Unlike Earth, which has an axial tilt of roughly 23.4 degrees, Ceres’ axial tilt is only a few degrees, which means its poles are only slightly angled towards the sun. So, as the icy world orbits the sun, most of the polar regions remain in permanent shadow — just like we see on the moon and Mercury — and if there was any volatile material (such as water) in those regions, it would be trapped as ice.
Scientists have suspected that cold traps would be present on Ceres, but now they have definitive proof, thanks to the Dawn spacecraft. The robotic probe imaged over 600 craters on Ceres that are in perpetual darkness. The science team analyzed photos of the extensive crater system, and found that at least 10 contain bright spots. After carefully analyzing the light reflected off of these bright spots, the team concluded that the reflective surfaces contained water-ice.
But the water is not just at the poles. It’s also extensively located in Ceres’s subsurface. Dawn observed evidence of water trapped inside hydrated minerals near its surface and also pockets of it in Ceres’ interior.
What About Life?
Early in Ceres’s history, there was enough residual heat left over from the formation of the solar system to heat up the interior. This left over heat was just enough for subsurface liquids to flow, which ultimately helped separate Ceres into layers of rock and ice.
“Liquid water had to be in the interior to see the mineralogy on the surface and the hydrogen at the equator,” Carol Raymond, a planetary scientist at NASA’s Jet Propulsion Laboratory explained during a press briefing at this year’s American Geophysical Union (AGU) in San Francisco.
The research team explained that the discovery of water ice at the poles and below the surface, makes Ceres an interesting place to look for signs of life, but does not mean the icy world is habitable. The polar regions are so cold — about 60 Kelvin or minus 351 degrees Fahrenheit — that even the heartiest of extremophiles probably could not survive.
Raymond explained that the liquids lurking inside Ceres would most likely be briny fluids. When water ice freezes, all the impurities are separated and only the pure water-ice freezes.
“Water is likely sequestered in the surface, and froze out fairly early on,” she said. “However, if there was a substantial water ocean present before the freezing,” she explained, “Ceres would be a very interesting object, mostly equivalent to Enceladus or Europa.”

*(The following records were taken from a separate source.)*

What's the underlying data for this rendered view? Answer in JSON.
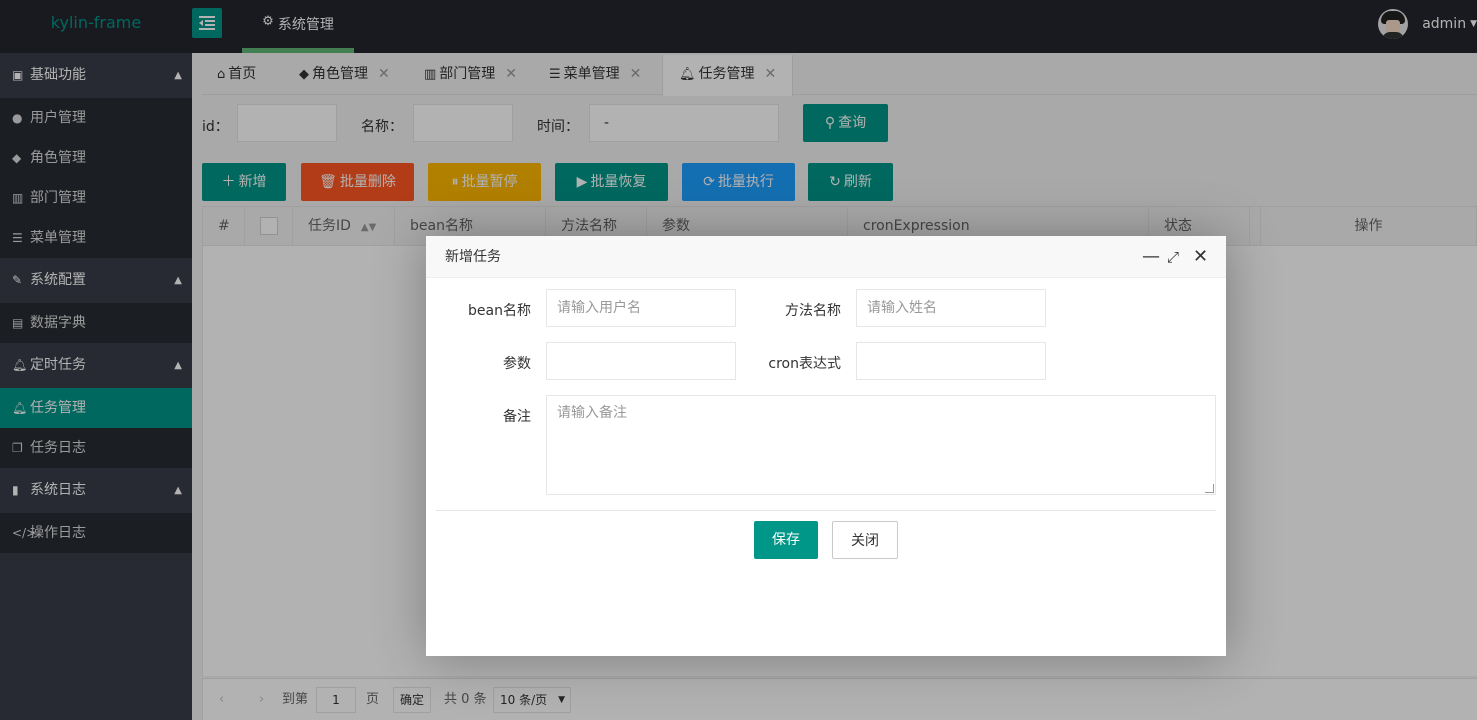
{
  "header": {
    "logo": "kylin-frame",
    "top_nav_label": "系统管理",
    "username": "admin"
  },
  "sidebar": {
    "groups": [
      {
        "label": "基础功能",
        "items": [
          "用户管理",
          "角色管理",
          "部门管理",
          "菜单管理"
        ]
      },
      {
        "label": "系统配置",
        "items": [
          "数据字典"
        ]
      },
      {
        "label": "定时任务",
        "items": [
          "任务管理",
          "任务日志"
        ]
      },
      {
        "label": "系统日志",
        "items": [
          "操作日志"
        ]
      }
    ],
    "active_item": "任务管理"
  },
  "tabs": [
    {
      "label": "首页"
    },
    {
      "label": "角色管理"
    },
    {
      "label": "部门管理"
    },
    {
      "label": "菜单管理"
    },
    {
      "label": "任务管理"
    }
  ],
  "search": {
    "id_label": "id：",
    "name_label": "名称：",
    "time_label": "时间：",
    "time_value": "-",
    "query_button": "查询"
  },
  "toolbar": {
    "add": "新增",
    "batch_delete": "批量删除",
    "batch_pause": "批量暂停",
    "batch_resume": "批量恢复",
    "batch_run": "批量执行",
    "refresh": "刷新"
  },
  "table": {
    "columns": [
      "#",
      "任务ID",
      "bean名称",
      "方法名称",
      "参数",
      "cronExpression",
      "状态",
      "操作"
    ]
  },
  "pager": {
    "goto_label": "到第",
    "page_value": "1",
    "page_suffix": "页",
    "confirm": "确定",
    "total": "共 0 条",
    "page_size": "10 条/页"
  },
  "modal": {
    "title": "新增任务",
    "bean_label": "bean名称",
    "bean_placeholder": "请输入用户名",
    "method_label": "方法名称",
    "method_placeholder": "请输入姓名",
    "params_label": "参数",
    "cron_label": "cron表达式",
    "remark_label": "备注",
    "remark_placeholder": "请输入备注",
    "save": "保存",
    "close": "关闭"
  },
  "colors": {
    "primary": "#009688",
    "danger": "#ff5722",
    "warm": "#ffb800",
    "normal": "#1e9fff",
    "sidebar": "#393d49",
    "header": "#23262e"
  }
}
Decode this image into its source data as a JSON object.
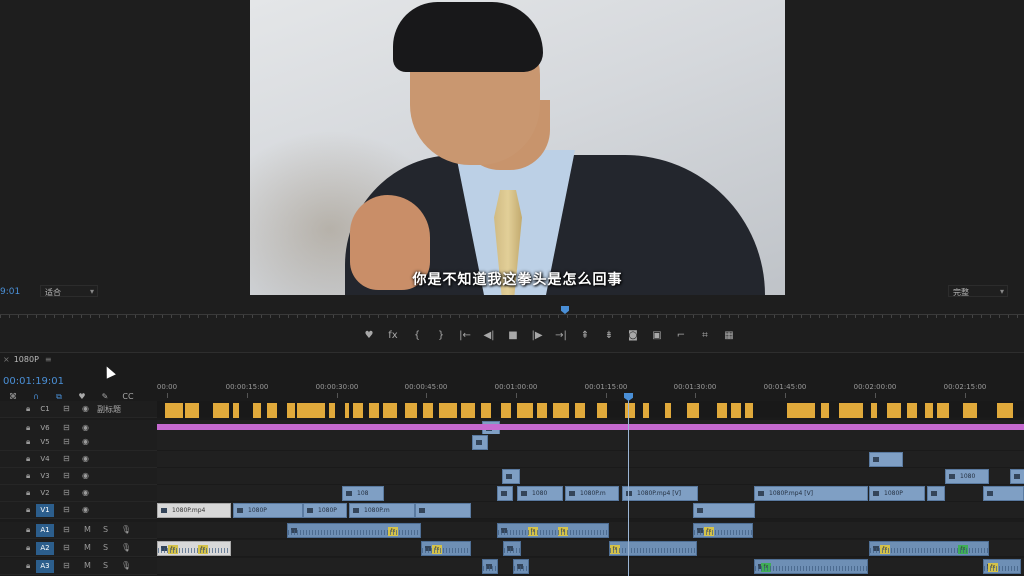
{
  "program_monitor": {
    "subtitle": "你是不知道我这拳头是怎么回事",
    "timecode": "9:01",
    "fit_dropdown": "适合",
    "quality_dropdown": "完整"
  },
  "transport": [
    {
      "name": "marker-icon",
      "glyph": "♥"
    },
    {
      "name": "fx-icon",
      "glyph": "fx"
    },
    {
      "name": "mark-in-icon",
      "glyph": "{"
    },
    {
      "name": "mark-out-icon",
      "glyph": "}"
    },
    {
      "name": "go-to-in-icon",
      "glyph": "|←"
    },
    {
      "name": "step-back-icon",
      "glyph": "◀|"
    },
    {
      "name": "stop-icon",
      "glyph": "■"
    },
    {
      "name": "step-forward-icon",
      "glyph": "|▶"
    },
    {
      "name": "go-to-out-icon",
      "glyph": "→|"
    },
    {
      "name": "lift-icon",
      "glyph": "⇞"
    },
    {
      "name": "extract-icon",
      "glyph": "⇟"
    },
    {
      "name": "camera-icon",
      "glyph": "◙"
    },
    {
      "name": "compare-icon",
      "glyph": "▣"
    },
    {
      "name": "trim-icon",
      "glyph": "⌐"
    },
    {
      "name": "settings-icon",
      "glyph": "⌗"
    },
    {
      "name": "vr-icon",
      "glyph": "▦"
    }
  ],
  "sequence": {
    "tab_name": "1080P",
    "timecode": "00:01:19:01"
  },
  "ruler": [
    "00:00",
    "00:00:15:00",
    "00:00:30:00",
    "00:00:45:00",
    "00:01:00:00",
    "00:01:15:00",
    "00:01:30:00",
    "00:01:45:00",
    "00:02:00:00",
    "00:02:15:00"
  ],
  "tracks": [
    {
      "id": "C1",
      "type": "caption",
      "label": "副标题"
    },
    {
      "id": "V6",
      "type": "video"
    },
    {
      "id": "V5",
      "type": "video"
    },
    {
      "id": "V4",
      "type": "video"
    },
    {
      "id": "V3",
      "type": "video"
    },
    {
      "id": "V2",
      "type": "video"
    },
    {
      "id": "V1",
      "type": "video",
      "active": true
    },
    {
      "id": "A1",
      "type": "audio",
      "active": true
    },
    {
      "id": "A2",
      "type": "audio",
      "active": true
    },
    {
      "id": "A3",
      "type": "audio",
      "active": true
    }
  ],
  "clip_labels": {
    "v1_a": "1080P.mp4",
    "v1_b": "1080P",
    "v1_c": "1080P",
    "v1_d": "1080P.m",
    "v2_a": "108",
    "v2_b": "1080",
    "v2_c": "1080P.m",
    "v2_d": "1080P.mp4 [V]",
    "v2_e": "1080P.mp4 [V]",
    "v2_f": "1080P",
    "v3_a": "1080",
    "fx": "fx"
  }
}
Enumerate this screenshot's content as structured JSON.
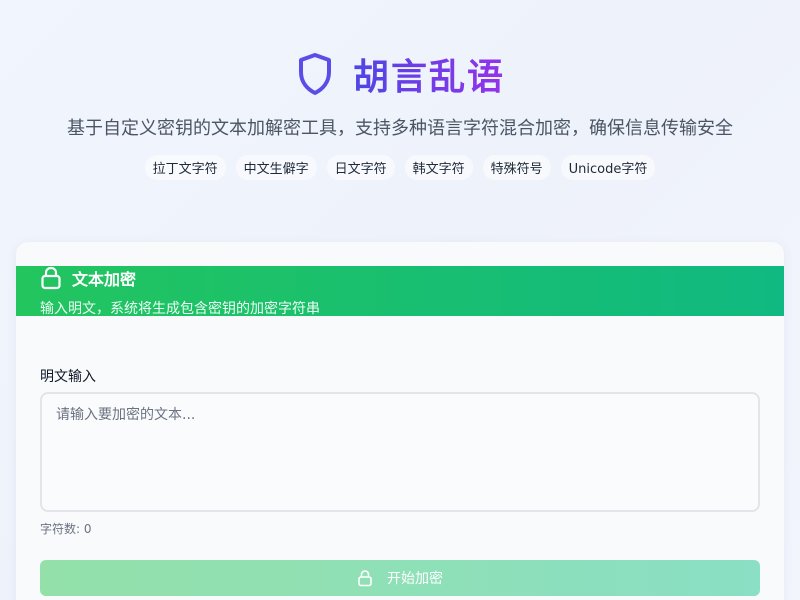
{
  "header": {
    "title": "胡言乱语",
    "subtitle": "基于自定义密钥的文本加解密工具，支持多种语言字符混合加密，确保信息传输安全",
    "logo_icon": "shield-icon",
    "tags": [
      "拉丁文字符",
      "中文生僻字",
      "日文字符",
      "韩文字符",
      "特殊符号",
      "Unicode字符"
    ]
  },
  "encrypt_card": {
    "icon": "lock-icon",
    "title": "文本加密",
    "description": "输入明文，系统将生成包含密钥的加密字符串",
    "input_label": "明文输入",
    "input_value": "",
    "input_placeholder": "请输入要加密的文本...",
    "char_count": "字符数: 0",
    "button_label": "开始加密"
  },
  "colors": {
    "brand_start": "#4f46e5",
    "brand_end": "#9333ea",
    "header_green_start": "#22c55e",
    "header_green_end": "#10b981"
  }
}
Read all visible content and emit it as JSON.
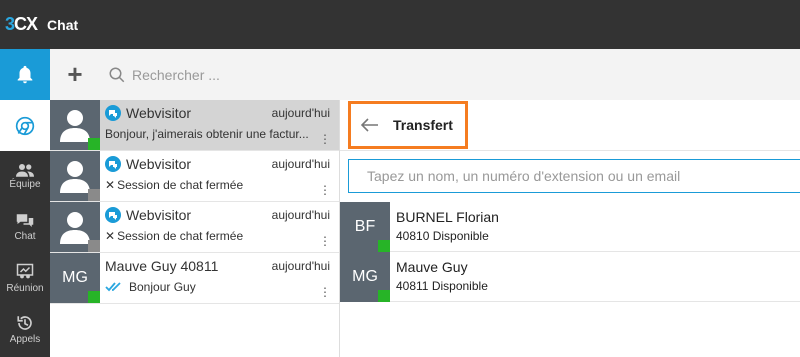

The team is not sure exactly how much ice is sequestered in the craters at Ceres’ poles as it’s difficult to measure in shadowed regions. But the ice does appear to be several meters thick, which could open up future mining possibilities. As humanity pushes out farther into the solar system, water ice and other natural resources could be harvested and used to generate necessities, such as sustainable rocket fuel.